Amy Powers (born 1960) is a lyricist, songwriter and producer who writes songs for film, television, and theater.

==Career==
===Early life===
Powers graduated from Vassar College, and then attended Columbia University (M.B.A) and Harvard University (law degree).

===Musical theater===
Powers co-wrote the lyrics for the musical Cinderella: A Musical with composer Dan Levy for Riverside Shakespeare Company at Playhouse 91 in New York, which ran in December 1991 to March 1992. She wrote the lyrics and book for the stage musical Lizzie Borden with composer Christopher McGovern. The musical ran at Goodspeed Musicals Norma Terris Theatre (Chester, CT.) in November 2001. The Game, a stage musical for which Powers is the co-librettist/lyricist, was produced at Barrington Stage Company in August 2003.

She is the co/lyricist with Michael Korie for Doctor Zhivago, a musical based on the Russian novel Doctor Zhivago, by Boris Pasternak. The show was revised after its preview run at the La Jolla Playhouse, and premiered at the Lyric Theatre, Sydney in February 2011. The musical premiered on Broadway in April 2015.

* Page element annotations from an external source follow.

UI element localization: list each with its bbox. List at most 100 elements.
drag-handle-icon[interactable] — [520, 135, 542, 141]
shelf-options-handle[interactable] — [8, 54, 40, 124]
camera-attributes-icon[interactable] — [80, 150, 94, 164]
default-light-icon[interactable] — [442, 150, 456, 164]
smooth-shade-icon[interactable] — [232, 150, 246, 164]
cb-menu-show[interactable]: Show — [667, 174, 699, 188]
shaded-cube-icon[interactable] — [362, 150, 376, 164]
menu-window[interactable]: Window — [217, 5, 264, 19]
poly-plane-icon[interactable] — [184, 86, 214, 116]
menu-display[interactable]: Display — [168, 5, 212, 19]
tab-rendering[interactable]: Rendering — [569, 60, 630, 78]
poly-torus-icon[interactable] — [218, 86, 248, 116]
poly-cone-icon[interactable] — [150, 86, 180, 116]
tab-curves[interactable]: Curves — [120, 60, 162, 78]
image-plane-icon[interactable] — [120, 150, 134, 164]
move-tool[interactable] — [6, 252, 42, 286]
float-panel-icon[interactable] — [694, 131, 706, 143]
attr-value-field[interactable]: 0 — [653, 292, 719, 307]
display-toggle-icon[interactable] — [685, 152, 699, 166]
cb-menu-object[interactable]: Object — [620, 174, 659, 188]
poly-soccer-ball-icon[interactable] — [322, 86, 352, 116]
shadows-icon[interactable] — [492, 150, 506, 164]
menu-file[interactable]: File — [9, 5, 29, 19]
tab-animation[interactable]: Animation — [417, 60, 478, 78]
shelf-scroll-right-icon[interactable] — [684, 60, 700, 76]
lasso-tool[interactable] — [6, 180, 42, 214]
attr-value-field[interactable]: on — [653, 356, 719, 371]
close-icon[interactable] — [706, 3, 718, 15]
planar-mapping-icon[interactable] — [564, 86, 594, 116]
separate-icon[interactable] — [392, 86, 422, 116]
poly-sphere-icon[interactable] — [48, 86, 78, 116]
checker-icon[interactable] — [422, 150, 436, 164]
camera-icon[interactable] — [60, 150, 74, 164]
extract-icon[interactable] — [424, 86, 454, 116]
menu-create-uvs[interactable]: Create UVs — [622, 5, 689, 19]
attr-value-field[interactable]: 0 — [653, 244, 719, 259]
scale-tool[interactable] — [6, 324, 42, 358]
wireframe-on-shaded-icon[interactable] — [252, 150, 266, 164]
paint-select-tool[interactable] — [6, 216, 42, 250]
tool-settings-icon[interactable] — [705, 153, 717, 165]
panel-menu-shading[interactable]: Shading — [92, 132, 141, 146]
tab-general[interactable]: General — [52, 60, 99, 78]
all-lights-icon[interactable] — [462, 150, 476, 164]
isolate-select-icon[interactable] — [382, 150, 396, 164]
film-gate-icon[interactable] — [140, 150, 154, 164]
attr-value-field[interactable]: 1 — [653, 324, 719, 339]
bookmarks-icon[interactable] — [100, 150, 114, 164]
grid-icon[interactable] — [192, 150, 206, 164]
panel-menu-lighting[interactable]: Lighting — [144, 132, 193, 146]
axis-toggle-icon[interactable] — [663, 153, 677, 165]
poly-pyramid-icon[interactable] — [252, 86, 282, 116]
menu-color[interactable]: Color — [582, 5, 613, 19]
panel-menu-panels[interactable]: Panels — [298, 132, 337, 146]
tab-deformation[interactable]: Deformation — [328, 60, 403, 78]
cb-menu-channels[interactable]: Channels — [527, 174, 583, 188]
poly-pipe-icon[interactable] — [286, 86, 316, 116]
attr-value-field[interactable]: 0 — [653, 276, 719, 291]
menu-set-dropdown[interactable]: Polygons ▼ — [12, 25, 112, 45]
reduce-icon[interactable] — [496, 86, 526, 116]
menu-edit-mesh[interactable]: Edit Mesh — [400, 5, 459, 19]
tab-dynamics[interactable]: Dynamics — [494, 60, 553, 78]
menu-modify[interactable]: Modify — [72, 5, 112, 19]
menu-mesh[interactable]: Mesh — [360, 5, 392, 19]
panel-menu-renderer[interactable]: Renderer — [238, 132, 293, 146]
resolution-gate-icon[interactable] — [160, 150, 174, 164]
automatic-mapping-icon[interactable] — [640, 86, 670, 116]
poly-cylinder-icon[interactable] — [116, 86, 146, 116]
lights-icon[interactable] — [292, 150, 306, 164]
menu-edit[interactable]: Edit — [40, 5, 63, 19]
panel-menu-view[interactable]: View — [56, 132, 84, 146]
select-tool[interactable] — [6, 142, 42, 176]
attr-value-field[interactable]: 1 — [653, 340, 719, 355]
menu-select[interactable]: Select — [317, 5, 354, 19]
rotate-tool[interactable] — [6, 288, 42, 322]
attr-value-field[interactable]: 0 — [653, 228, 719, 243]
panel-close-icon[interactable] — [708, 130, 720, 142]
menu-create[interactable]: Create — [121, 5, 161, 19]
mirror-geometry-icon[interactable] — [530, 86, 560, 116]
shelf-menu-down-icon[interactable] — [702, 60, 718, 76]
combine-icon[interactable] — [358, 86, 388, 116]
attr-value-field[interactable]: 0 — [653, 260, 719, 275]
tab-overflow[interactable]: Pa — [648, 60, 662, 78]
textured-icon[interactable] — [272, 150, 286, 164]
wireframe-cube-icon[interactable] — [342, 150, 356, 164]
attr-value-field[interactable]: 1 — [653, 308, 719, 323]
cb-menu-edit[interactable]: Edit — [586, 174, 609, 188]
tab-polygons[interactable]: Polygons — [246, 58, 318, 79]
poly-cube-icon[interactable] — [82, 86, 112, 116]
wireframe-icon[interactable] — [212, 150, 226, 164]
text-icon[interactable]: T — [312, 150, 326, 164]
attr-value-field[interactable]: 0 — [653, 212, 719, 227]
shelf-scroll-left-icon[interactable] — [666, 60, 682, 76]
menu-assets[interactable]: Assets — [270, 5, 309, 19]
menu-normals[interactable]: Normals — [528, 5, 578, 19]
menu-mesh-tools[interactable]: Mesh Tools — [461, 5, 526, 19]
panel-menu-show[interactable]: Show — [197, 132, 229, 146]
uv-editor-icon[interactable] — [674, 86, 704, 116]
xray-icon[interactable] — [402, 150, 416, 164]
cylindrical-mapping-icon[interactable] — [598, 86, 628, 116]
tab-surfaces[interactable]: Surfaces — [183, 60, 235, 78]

Powers, alongside Don Black, was the original co-lyricist for the Andrew Lloyd Webber composed musical adaptation of Sunset Boulevard. Released from the show following a first act developmental presentation at the Sydmonton Festival in 1991, Powers was ultimately given a lyrical development credit for four songs from the show: "With One Look," "The Greatest Star Of All," "Sunset Boulevard" and "As If We Never Said Goodbye".

===Film and television===

Powers' first song for film was the title track for the Oscar-Winning When We Were Kings (1996). She has also written songs for the films Sweet Home Alabama, Ella Enchanted and Aquamarine as well as television shows including Guiding Light, All My Children, Laguna Beach, Castle and America's Next Top Model. Powers' songs have been featured in Mattel's Barbie Movies including Barbie & the Diamond Castle, Barbie as the Princess and the Pauper, and Disney Princess Enchanted Tales: Follow Your Dreams.

===Nominations===
Powers was nominated for an Outstanding Original Song Daytime Emmy in the Children's/Animated category for "Shine" in Barbie and the 12 Dancing Princesses in 2007,
 and an Annie Award for Best Music in an Animated Feature Production for her work in Disney Princess Enchanted Tales: Follow Your Dreams in 2007.